狼娘物語 | ナノ



「勝って嬉しい 花一匁」
「負けて悔しい 花一匁」

「かごめかごめ」
「籠のなかの鳥は」

「通りゃんせ 通りゃんせ」
「ここはどこの 細通じゃ」

扉をくぐって広まる景色は小さな子供たちがわらべ歌を歌いながら遊んでいる村だった。わらべ歌というのは東洋……というか、江戸に伝わる古くからの歌で西洋のほうで過ごしていたほとんどの者が?を浮かべて傾げている。もちろん、言葉が日本語だからというのもある。「ここ、なんでしょう?」とアレンが口を開いた。もちろん、その答えを分かるものはいない……僕を除いて。

「てめえ、さっさと死ねよ!!」

ドスのきかせた怒鳴り声で、皆は一瞬にして振り返る。そこには石をもった複数の者がなにかを囲っている。老若男女、大人も子供も関係なく蔑むような、憎むような目つきで睨み、石を投げつける。「なにしてるんですか!!」アレンがいてもたってもいれなくなったようで、気づけばそれを助けに行っていた。「邦人じゃ……」「なんと……」と反応をみせた。つまり、ここに存在している人間は僕たちが見えるのだ。
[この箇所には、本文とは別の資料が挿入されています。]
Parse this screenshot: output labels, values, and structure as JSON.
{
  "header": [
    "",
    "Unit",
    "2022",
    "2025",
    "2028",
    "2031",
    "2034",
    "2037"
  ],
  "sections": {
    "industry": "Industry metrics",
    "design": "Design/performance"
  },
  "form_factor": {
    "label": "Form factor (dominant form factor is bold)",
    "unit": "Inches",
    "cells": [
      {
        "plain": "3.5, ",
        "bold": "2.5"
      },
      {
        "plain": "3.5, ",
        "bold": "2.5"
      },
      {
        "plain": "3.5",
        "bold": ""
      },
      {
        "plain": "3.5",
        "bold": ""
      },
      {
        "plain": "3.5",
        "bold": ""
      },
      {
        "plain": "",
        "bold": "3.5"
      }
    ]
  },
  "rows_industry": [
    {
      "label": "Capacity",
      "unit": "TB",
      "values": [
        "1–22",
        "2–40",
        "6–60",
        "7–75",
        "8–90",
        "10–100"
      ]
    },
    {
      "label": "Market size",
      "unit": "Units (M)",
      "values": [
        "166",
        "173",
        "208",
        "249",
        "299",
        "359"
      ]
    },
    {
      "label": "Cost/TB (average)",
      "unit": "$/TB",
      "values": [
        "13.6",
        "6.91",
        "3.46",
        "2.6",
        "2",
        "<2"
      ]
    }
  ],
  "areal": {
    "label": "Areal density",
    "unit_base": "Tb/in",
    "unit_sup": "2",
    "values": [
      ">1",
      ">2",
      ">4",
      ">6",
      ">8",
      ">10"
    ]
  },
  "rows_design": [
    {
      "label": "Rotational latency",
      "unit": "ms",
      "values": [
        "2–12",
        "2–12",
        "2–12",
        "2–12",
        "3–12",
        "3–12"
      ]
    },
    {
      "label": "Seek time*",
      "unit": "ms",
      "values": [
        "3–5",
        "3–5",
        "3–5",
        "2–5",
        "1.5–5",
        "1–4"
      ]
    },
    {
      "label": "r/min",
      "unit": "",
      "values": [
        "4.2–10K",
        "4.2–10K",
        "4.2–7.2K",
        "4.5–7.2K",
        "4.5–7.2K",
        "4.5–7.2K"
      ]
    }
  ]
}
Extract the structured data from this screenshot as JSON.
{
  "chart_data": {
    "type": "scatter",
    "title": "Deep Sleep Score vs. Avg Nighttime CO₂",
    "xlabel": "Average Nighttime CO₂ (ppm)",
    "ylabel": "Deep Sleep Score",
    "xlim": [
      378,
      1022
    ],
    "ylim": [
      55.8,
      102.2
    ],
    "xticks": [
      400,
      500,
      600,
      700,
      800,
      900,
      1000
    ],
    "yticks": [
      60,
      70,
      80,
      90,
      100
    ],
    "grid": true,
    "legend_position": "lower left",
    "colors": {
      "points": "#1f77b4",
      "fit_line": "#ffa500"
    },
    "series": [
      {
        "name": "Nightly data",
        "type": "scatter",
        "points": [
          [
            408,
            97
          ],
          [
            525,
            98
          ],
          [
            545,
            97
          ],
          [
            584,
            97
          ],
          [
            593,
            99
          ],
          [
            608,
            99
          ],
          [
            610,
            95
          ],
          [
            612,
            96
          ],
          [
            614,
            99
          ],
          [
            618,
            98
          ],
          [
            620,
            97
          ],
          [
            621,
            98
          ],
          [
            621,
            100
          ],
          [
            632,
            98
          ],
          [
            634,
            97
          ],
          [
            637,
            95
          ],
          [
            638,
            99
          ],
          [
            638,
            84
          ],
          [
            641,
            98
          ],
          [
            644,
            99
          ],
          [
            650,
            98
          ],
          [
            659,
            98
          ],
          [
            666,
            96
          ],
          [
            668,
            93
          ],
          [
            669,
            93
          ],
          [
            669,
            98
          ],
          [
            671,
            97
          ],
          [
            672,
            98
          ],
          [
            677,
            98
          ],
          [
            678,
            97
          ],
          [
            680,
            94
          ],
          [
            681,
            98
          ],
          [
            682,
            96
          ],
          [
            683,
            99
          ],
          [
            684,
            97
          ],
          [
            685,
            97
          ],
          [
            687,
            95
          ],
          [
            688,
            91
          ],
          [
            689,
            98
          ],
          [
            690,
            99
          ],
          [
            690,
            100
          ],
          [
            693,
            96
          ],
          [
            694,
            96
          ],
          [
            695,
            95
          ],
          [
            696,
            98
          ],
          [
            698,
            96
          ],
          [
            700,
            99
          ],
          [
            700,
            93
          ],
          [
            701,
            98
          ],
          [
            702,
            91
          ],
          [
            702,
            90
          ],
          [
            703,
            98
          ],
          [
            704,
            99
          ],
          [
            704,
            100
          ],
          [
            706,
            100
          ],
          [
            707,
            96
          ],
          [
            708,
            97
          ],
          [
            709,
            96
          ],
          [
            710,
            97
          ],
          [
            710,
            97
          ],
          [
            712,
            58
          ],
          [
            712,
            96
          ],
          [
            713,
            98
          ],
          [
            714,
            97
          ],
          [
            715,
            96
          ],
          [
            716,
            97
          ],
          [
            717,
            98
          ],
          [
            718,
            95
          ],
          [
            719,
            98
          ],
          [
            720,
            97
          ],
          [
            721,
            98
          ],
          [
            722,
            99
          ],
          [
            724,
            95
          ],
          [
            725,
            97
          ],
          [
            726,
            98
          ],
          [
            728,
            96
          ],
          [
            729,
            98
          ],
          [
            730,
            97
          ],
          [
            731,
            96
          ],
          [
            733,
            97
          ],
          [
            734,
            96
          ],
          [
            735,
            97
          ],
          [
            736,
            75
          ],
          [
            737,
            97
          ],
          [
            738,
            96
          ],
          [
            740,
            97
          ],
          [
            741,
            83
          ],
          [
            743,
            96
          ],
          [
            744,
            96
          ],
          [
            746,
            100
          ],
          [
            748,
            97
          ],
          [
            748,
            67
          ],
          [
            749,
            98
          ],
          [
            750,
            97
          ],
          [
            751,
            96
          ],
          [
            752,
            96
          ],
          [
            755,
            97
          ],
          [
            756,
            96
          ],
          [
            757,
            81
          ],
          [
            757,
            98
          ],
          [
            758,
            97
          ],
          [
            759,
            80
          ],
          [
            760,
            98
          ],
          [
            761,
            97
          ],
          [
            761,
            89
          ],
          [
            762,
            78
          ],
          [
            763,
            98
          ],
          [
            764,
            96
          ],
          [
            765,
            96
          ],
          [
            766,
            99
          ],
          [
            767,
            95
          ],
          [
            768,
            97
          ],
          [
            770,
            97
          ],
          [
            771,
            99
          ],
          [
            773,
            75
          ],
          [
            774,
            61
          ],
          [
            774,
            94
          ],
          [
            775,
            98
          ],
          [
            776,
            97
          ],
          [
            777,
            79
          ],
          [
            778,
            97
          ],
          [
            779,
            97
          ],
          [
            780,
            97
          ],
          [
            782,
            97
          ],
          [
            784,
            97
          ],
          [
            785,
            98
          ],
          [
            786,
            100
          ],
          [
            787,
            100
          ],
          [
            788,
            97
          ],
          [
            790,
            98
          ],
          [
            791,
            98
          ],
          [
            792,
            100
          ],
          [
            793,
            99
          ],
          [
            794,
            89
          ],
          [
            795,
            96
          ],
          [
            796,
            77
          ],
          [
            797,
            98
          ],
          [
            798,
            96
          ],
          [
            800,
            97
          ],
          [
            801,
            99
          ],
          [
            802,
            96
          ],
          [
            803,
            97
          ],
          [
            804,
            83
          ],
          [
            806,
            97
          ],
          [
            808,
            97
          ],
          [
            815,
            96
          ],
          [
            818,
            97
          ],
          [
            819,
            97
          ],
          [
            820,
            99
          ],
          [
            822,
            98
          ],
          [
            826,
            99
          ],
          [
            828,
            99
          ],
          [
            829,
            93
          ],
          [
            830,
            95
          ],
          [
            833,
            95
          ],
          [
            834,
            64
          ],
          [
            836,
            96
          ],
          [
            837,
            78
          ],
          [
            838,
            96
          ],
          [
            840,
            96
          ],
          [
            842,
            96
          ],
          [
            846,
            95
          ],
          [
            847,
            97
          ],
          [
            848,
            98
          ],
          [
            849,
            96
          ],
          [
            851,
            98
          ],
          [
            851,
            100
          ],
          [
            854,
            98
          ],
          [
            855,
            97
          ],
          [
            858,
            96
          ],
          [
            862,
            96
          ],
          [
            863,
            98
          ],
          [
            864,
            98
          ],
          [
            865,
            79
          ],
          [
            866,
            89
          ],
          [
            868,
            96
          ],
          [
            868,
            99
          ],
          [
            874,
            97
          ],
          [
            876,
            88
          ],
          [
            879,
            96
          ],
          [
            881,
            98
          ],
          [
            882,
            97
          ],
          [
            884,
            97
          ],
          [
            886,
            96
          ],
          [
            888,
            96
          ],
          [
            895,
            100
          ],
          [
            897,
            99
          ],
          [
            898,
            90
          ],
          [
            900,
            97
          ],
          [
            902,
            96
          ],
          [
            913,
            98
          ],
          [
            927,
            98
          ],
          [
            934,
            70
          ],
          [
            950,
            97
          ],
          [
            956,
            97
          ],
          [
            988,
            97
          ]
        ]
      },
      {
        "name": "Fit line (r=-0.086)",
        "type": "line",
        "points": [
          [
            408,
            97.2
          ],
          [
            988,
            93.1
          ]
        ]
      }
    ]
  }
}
「よってたかって小さい子をなんで虐めているのですか!」
「異国の者は黙っていなされ。これは村の問題じゃ」

怒りに震えて、アレンは「な……っ」と言葉になっていなかった。頭に血をのぼらせすぎだ。服の裾をぐいっと引っ張り「全部、ロードによる幻」と言って落ち着けさせる。それでも、優しいアレンは腸煮えくり返っている様子だ。

「ねえ、村人さん」
「なんじゃ?」
「一つ、言っておくけどさ。あんまりこういうことしないほうがいいよ。
──何が憑いてるかわかんないからね」

目を細めて村人に忠告する。裏にのせた意味をきっちり読み取った村人はビクッと肩を震わせる。それを見た僕はニタリと笑った。「ひぃっ」情けない声をあげて、村人は逃げ去った。